Downloading trained models and using them for further training

I downloaded the .pth file of my trained model, however when I returned to training the model (I am working on colab and uploaded the file to /content/models and had created the learner),I tried loading the state to the learner using-

learn.load(‘stage_x’)

I was given the error–

unexpected EOF. The file might be corrupted.

Could you help me with this?

EOF means “End of File” so your file transfer might have been interrupted. Did you download the .pth to your hard drive and later upload it back to Colab, and did you ensure the file was transferred completely? Downloading and uploading stuff in Colab is prone to disconnections.

1 Like

I now realised the file sizes of the file on colab and on my hard disk do not match.
I also tried copying the file to my drive, however the sizes do not match even on my drive.
Is there a way to ensure downloading the complete file?

The most reliable way in my experience is to copy the file to Google Drive. First you need to mount Drive to Colab with the following lines and verify your Google account.

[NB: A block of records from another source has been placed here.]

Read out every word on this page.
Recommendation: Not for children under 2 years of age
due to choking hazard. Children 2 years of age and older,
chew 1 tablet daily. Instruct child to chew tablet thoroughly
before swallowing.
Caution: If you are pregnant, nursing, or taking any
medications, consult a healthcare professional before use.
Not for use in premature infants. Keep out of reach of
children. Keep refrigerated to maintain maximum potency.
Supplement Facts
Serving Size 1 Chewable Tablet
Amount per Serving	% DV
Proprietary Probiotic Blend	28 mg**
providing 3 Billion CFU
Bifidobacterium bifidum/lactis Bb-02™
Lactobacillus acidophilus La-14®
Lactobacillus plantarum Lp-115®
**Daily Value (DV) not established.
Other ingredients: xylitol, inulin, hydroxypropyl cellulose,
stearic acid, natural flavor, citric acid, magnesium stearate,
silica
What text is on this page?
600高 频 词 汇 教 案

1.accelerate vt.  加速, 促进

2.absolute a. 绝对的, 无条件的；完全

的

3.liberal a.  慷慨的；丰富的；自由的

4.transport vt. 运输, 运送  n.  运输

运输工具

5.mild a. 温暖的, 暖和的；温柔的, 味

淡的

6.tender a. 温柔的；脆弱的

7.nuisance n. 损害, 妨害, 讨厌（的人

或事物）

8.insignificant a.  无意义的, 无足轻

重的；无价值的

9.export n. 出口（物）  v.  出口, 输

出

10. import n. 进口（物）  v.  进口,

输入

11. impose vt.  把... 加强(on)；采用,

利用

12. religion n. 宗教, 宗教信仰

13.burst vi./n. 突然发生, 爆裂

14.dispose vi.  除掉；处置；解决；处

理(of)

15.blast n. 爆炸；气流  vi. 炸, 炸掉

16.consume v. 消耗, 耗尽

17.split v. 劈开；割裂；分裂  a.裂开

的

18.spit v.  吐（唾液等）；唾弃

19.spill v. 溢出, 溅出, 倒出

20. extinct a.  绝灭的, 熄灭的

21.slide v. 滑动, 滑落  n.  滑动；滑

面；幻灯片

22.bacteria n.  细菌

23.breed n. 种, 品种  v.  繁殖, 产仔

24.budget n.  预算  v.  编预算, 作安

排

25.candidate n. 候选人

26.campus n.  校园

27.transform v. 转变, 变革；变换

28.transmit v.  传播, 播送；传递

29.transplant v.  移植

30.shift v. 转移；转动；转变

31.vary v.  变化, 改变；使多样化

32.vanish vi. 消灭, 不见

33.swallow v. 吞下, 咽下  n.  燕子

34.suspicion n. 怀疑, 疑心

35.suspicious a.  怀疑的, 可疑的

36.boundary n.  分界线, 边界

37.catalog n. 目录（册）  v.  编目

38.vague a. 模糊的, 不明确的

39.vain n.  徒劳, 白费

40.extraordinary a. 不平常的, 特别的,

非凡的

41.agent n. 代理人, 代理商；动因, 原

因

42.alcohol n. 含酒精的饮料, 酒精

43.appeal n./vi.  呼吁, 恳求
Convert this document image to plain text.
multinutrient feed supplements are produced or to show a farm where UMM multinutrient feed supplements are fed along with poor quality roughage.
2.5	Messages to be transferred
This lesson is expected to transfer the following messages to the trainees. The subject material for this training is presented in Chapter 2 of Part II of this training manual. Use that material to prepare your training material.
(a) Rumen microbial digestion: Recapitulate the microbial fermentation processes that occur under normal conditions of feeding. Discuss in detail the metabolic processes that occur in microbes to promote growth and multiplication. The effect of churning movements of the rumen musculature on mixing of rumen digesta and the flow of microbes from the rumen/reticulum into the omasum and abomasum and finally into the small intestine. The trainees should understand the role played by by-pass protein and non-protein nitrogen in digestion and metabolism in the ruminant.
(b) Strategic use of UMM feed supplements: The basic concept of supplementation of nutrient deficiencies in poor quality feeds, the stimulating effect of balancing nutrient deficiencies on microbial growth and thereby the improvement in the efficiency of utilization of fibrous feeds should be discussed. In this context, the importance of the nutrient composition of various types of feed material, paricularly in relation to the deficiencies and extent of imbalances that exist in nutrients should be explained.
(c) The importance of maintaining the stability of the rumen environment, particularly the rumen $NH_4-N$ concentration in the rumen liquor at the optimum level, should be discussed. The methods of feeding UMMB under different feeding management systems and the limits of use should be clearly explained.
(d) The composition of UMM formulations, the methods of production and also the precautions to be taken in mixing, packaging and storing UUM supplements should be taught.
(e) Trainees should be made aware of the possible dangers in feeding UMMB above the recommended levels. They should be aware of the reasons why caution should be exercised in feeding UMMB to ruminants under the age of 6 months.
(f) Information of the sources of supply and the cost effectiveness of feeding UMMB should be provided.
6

from google.colab import drive
drive.mount('/content/gdrive')

Then you can browse your Google Drive within Colab and copy the file to your drive using !cp such as:

!cp /content/models/stage_x.pth gdrive/'My Drive'/models/stage_x.pth

To use the model in the next session, mount Google Drive again and you can either use the model directly from Drive by telling the learner to find the model in your Drive: learn.load('gdrive/My Drive/models/stage_x'). Or you can copy the model back from Drive to your Colab home directory:

!cp gdrive/'My Drive'/models/stage_x.pth /content/models/stage_x.pth

Hope this works.

1 Like

Thanks for your help!! Its working!

1 Like

Now when I load the trained model from my drive, I get the error-

size mismatch for 0.encoder.weight: copying a param with shape torch.Size([37944, 400]) from checkpoint, the shape in current model is torch.Size([37912, 400]).
size mismatch for 0.encoder_dp.emb.weight: copying a param with shape torch.Size([37944, 400]) from checkpoint, the shape in current model is torch.Size([37912, 400]).
size mismatch for 1.decoder.weight: copying a param with shape torch.Size([37944, 400]) from checkpoint, the shape in current model is torch.Size([37912, 400]).
size mismatch for 1.decoder.bias: copying a param with shape torch.Size([37944]) from checkpoint, the shape in current model is torch.Size([37912]).

I tried multiple times- it always should be 37944 but is 37912-- any particular reason why?
Thanks.

Take a look at learn.model on both machines. Any difference?

I had previously saved that model in a different session which has now expired. So cannot compare.
What are the possible reasons for the difference in models?

Hard to tell. Did you create the model architecture yourself or is it generated by fastai? If the latter, are you using the same version of fastai?

Model by fastai. Yup same version of fastai.

Maybe you can recreate the original learner on the first machine (without having to train), and see if the path file loads there; if it does, check if there is any difference between the models.

Hard to find what’s wrong without digging into it.

Where does the 37944/37912 come from? Is that a parameter of the model that fastai decides based on the data? Vocabulary size? Maybe there’s a difference in your data between the two machines?